A G-Drive Mini should work fine with a Mac, if it is formatted properly. If you purchased the drive from a Mac dealer, the drive may be Mac OS X-ready out of the box. If the drive is formatted for PC use, Mac computers running OS X include an easy-to-use application called Disk Utility that can be used to reformat the drive.

Skill level:


    Check the Current Format

  1. 1

    Attach the G-Drive Mini to a USB or FireWire port on the Mac, making sure no other drives are connected. Make sure the G-Drive Mini is switched "On." In a few seconds, the G-Drive Mini's drive icon will likely appear on the desktop. If not, check the USB or FireWire connection.

  2. 2

    Highlight the G-Drive Mini's icon on the desktop by single-clicking it.

  3. 3

    Choose "Get Info" under the File menu, then click the small triangle next to "General."

  4. 4

    Check the format row for "Mac OS Extended" or "Mac OS Extended (Journaled)." If this is displayed, the drive should be ready to use. If "NTFS" or some other format is displayed, you can reformat the drive as explained in the next section. Reformatting will erase the data on the drive including any software.

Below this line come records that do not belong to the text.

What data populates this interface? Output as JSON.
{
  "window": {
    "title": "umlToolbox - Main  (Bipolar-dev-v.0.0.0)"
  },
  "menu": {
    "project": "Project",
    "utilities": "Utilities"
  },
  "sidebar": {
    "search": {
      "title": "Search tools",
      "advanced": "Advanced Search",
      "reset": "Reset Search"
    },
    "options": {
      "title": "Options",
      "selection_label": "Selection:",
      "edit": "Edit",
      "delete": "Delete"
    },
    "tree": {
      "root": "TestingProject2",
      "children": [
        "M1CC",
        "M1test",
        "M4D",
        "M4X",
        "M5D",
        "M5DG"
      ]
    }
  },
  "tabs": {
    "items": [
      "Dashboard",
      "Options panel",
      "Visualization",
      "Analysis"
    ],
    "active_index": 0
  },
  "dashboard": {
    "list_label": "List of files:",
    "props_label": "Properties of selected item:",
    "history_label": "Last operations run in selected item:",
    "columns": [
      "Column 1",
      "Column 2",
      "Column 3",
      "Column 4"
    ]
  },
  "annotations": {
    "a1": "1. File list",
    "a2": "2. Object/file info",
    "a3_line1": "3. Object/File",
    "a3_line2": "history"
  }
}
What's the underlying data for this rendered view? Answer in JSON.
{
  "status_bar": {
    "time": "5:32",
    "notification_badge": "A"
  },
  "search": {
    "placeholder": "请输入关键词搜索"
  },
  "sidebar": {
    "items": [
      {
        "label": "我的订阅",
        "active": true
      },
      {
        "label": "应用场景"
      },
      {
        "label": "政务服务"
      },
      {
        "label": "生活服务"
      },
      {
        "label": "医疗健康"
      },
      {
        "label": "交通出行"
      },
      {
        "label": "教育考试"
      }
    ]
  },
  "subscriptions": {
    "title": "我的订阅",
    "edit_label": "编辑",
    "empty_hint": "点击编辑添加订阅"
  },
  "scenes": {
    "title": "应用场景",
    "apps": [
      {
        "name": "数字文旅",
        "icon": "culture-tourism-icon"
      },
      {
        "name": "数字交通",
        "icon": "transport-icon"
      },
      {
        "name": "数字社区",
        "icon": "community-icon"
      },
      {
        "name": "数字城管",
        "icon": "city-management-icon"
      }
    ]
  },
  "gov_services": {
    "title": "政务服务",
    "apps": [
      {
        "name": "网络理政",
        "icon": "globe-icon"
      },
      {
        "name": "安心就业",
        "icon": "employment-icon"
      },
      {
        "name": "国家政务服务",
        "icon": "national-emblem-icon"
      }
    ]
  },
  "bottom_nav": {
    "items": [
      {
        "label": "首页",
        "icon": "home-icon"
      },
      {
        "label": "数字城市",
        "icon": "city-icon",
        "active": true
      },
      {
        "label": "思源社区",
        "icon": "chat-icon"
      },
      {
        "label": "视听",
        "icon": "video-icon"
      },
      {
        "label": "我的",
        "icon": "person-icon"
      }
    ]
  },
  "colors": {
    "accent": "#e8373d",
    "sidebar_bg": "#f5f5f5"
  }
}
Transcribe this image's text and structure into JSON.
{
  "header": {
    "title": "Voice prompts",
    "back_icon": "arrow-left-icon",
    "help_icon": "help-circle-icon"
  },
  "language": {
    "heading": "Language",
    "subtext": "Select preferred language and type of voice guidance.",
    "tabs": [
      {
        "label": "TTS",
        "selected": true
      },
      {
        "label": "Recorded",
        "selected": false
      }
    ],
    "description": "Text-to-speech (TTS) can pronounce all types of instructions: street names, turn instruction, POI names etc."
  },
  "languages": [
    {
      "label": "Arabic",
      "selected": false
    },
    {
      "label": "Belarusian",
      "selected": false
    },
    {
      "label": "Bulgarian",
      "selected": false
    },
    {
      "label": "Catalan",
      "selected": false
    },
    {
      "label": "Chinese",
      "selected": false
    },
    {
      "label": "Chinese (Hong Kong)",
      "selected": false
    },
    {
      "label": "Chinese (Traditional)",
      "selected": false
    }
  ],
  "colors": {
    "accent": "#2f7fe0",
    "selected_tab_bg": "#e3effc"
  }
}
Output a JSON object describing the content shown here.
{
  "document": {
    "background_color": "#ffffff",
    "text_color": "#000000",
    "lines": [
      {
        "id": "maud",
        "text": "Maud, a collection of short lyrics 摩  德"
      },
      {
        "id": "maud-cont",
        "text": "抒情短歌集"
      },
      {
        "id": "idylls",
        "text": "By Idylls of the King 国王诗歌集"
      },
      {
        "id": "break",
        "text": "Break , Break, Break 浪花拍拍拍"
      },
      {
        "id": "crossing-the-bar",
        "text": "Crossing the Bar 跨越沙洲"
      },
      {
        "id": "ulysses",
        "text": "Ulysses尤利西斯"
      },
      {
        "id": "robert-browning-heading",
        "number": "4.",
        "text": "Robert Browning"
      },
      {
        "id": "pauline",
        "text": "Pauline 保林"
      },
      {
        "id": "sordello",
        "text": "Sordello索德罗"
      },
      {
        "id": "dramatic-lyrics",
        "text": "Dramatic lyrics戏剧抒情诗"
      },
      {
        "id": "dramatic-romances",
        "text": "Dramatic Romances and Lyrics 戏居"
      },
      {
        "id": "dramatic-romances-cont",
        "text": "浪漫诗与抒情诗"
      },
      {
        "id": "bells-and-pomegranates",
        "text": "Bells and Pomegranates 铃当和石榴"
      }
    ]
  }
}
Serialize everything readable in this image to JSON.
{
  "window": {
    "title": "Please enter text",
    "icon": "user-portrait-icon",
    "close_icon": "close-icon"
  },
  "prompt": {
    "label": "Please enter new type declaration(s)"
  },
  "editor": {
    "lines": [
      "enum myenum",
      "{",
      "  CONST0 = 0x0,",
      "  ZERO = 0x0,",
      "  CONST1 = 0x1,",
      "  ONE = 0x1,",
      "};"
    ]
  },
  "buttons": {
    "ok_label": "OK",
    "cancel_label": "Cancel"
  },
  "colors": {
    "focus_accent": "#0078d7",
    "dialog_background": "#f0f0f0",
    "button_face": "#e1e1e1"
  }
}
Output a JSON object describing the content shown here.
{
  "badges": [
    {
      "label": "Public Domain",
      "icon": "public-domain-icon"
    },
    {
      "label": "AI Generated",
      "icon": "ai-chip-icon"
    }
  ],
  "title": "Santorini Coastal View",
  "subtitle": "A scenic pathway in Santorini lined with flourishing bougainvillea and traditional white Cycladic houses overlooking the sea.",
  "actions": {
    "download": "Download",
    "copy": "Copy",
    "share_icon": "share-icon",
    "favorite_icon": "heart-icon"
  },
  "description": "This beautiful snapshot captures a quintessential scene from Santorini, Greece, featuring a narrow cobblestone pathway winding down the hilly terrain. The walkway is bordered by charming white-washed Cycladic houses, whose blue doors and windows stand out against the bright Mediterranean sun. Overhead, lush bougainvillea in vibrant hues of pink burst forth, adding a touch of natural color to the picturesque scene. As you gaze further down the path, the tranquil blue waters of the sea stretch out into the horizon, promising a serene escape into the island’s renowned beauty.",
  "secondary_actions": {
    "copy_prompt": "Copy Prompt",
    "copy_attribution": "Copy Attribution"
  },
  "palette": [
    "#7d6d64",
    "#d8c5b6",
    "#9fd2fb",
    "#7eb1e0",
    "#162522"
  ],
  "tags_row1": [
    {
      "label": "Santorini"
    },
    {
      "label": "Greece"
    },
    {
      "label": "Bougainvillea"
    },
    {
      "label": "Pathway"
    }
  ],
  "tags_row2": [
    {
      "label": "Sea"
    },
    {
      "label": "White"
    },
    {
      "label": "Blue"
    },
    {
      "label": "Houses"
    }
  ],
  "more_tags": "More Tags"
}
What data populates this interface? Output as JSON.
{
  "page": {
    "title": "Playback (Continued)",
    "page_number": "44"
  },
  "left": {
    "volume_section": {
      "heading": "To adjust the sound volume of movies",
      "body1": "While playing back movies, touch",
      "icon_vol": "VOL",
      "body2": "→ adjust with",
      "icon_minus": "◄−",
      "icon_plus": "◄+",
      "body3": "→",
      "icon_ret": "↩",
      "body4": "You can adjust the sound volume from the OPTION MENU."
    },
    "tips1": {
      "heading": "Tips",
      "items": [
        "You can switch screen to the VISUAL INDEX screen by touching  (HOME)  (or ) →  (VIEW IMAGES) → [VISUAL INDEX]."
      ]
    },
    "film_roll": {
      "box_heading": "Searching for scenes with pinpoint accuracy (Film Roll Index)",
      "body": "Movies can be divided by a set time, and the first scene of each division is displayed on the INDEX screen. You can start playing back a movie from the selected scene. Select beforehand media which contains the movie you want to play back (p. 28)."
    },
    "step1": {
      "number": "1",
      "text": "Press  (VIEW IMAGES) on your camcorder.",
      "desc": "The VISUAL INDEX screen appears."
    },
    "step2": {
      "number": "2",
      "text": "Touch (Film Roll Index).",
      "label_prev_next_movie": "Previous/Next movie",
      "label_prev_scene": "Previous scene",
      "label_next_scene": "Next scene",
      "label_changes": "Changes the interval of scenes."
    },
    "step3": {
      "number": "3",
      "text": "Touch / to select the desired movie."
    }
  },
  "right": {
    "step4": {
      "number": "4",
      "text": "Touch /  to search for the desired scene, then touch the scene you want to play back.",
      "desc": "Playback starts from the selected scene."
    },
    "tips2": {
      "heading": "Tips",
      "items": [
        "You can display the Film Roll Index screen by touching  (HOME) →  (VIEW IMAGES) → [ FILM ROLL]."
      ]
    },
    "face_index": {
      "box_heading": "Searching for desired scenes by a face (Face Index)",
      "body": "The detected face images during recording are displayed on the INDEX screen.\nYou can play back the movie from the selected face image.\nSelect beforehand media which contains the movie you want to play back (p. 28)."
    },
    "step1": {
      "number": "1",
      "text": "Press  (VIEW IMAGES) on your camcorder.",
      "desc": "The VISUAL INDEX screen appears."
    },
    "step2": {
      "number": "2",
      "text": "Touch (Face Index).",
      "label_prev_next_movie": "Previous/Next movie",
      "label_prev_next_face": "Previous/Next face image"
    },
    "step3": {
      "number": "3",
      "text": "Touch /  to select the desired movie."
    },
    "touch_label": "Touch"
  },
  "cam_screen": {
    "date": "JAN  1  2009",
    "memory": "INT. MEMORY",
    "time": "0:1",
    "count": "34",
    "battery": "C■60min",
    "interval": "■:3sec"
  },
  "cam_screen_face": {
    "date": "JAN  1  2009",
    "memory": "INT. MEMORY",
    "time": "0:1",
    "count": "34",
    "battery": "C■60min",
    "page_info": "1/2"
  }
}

    To Reformat a Drive for Mac OS X

  1. 1

    Attach the G-Drive Mini to a USB or FireWire port on the Mac, making sure no other drives are connected. Make sure the G-Drive Mini is switched "On."

  2. 2

    Select "Utilities" under the Go menu, then the "Disk Utility" application.

  3. 3

    Highlight the drive you want to format in the left column by single-clicking it. In this case, it is the G-Drive Mini drive. Drives are just above their partitions and are flush left in the column. If the G-Drive Mini drive is not showing, check the USB or FireWire connection.

  4. 4

    Choose the "Erase" tab out of the several tabs at the top of the Disk Utility window. One of the tabs should be a Partition tab. If you do not see it, check Step 3 again; you may have the partition/volume highlighted instead of the actual drive.

  5. 5

    Choose "Mac OS Extended (Journaled)" in the format pull-down menu in the middle of the window. Name the partition in the Name area.

  6. 6

    Check to be sure the correct drive is highlighted, then click the "Erase" button at the bottom-right. Read the pop-up warning. Click "Erase" in the pop-up window to erase and format the drive.

  7. 7

    Wait for the drive's partition icon to show up on the Desktop. You can rename it if you want by single-clicking the name and typing a new one.

Tips and warnings

  • Programs such as Macdrive can open Apple formatted drives on a PC. Otherwise you can format a drive's partition as MS-DOS (FAT) using Disk Utility for dual use on a Mac or PC. Some software may not work properly with MS-DOS format. Using MS-DOS is only recommended for a storage or transport drive.
  • You can check a drive partition's format in Disk Utility by highlighting the partition on the left. The format should be displayed in the information at the bottom of the Disk Utility window.
  • Drives generally show up on the Desktop when mounted, however, the Finder preferences may be set otherwise. Check under the General tab in the Finder preferences to see if "External drives" are check marked to display.
  • Newer Intel based Macs require a GUID partition map for the start-up/boot drive. However, older PPC Macs require Apple Partitian Map for the boot drive. Check with Apple support if you wish to format a drive to be used as the system/boot drive.
  • Check the Help menu in Disk Utility when additional information is needed.
  • Formatting a drive erases the data. If you have data stored on a drive you wish to format, you must back it up to another drive beforehand.